A group of 12 students from ITE College Central designed five desktop computer games which are tied to the books’ content, and children can access these language games starting Wednesday.

“We set out to develop a localised Chinese curriculum for pre-schoolers as materials used by some pre-schools are sourced from other countries, or may not be of high quality,” said Confucius Institute’s director, Neo Peng Fu.

He added that many of the textbooks are imported from China, Taiwan and Hong Kong. “Our newly developed curriculum would also be helpful to pre-school operators that may not have the resources to design their own curriculum.”

The curriculum features stories such how Chinese New Year is celebrated in Singapore. (Photo: Wendy Wong)

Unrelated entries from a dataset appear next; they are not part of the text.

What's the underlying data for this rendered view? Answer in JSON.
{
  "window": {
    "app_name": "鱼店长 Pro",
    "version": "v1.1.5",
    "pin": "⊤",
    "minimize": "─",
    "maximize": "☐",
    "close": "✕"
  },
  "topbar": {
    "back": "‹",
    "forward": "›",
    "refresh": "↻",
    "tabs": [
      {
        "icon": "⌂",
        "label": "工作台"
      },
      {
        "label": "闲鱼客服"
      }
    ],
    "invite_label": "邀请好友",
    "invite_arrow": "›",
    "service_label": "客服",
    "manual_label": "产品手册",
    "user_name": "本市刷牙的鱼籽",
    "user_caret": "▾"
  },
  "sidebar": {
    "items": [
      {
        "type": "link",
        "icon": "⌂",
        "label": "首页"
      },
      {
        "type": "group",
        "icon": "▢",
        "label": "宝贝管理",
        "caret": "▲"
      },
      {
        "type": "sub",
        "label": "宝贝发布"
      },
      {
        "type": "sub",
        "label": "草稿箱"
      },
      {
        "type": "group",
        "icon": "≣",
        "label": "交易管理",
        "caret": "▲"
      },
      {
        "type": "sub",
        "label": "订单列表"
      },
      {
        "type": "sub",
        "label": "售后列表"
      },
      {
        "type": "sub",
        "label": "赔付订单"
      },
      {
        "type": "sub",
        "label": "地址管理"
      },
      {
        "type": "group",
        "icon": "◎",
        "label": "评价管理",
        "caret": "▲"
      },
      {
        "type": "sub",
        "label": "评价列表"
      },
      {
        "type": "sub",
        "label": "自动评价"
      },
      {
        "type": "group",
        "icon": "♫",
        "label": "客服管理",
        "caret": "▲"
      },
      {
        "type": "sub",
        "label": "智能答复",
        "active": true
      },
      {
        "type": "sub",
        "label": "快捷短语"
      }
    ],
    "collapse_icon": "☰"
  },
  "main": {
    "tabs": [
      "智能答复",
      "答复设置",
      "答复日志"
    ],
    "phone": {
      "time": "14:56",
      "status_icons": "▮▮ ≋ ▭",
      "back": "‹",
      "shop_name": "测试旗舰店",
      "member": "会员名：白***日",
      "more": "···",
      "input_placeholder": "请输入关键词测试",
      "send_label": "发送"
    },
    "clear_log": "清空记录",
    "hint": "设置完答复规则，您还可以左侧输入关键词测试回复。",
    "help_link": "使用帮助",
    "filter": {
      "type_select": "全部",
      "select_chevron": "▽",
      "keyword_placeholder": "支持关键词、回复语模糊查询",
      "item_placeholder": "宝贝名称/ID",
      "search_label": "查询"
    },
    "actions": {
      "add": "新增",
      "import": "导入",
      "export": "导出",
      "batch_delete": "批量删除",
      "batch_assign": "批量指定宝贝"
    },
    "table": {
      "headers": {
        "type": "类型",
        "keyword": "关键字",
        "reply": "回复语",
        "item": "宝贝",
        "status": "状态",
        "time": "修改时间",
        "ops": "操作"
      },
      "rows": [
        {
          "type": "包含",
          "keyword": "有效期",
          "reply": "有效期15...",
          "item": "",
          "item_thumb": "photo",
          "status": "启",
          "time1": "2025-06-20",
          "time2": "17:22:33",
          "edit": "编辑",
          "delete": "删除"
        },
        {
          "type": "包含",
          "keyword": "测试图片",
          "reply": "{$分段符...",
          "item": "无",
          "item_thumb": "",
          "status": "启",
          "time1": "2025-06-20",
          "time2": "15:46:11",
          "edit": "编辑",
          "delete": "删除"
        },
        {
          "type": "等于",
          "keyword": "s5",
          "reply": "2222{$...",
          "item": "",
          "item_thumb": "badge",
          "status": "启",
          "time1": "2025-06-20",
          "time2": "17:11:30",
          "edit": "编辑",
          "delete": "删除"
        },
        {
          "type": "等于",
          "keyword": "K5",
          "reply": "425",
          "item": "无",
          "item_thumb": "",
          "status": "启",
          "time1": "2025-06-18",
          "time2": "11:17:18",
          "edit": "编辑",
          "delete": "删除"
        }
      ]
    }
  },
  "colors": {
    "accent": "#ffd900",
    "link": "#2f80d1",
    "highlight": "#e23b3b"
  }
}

NTU added that the teaching resource team at the Confucius Institute has worked with 20academics and pre-school educators from China since 2015 to design and develop lesson plans, book content and nursery rhymes from scratch. Pilot tests of the new content were also conducted.

“The reason we wanted to bring them in as partners is (because) I think China has a very well-developed curriculum in pre-school education,” Dr Neo said. “So by working through them, we could learn from their experience and professionalism they have already built on over the years.”

NTU plans to meet anchor operators and private childcare centres from Wednesday to share the newly developed curriculum.

It is also exploring the possibility of translating the resources into Malay and Tamil in the future.

Currently, PCF pre-schools use their own Chinese curriculum designed in-house, which is translated from their English curriculum. However, PCF is exploring the use of the new syllabus as a supplement, according to Ng Lay Tin, Executive Director of PCF Headquarters.

The Confucius Institute is the first Chinese language and culture school in Singapore co-sponsored by the Chinese central government.

The curriculum features stories such as the Singapore River clean-up. (Photo: Wendy Wong)

Established by NTU and the Office of Chinese Language Council International in August 2005, the Confucius Institute “aims to strengthen Singapore’s Mandarin capabilities, providing Singapore with a common platform in learning Chinese language and culture, and enhancing the communication link between Singapore and Chinese communities in other parts of the world,” according to information on its website.

Partners of the Confucius Institute include Shandong University, the Beijing Foreign Studies University, Singapore’s National Library Board, PAP Community Foundation and Singapore Workforce Development Authority.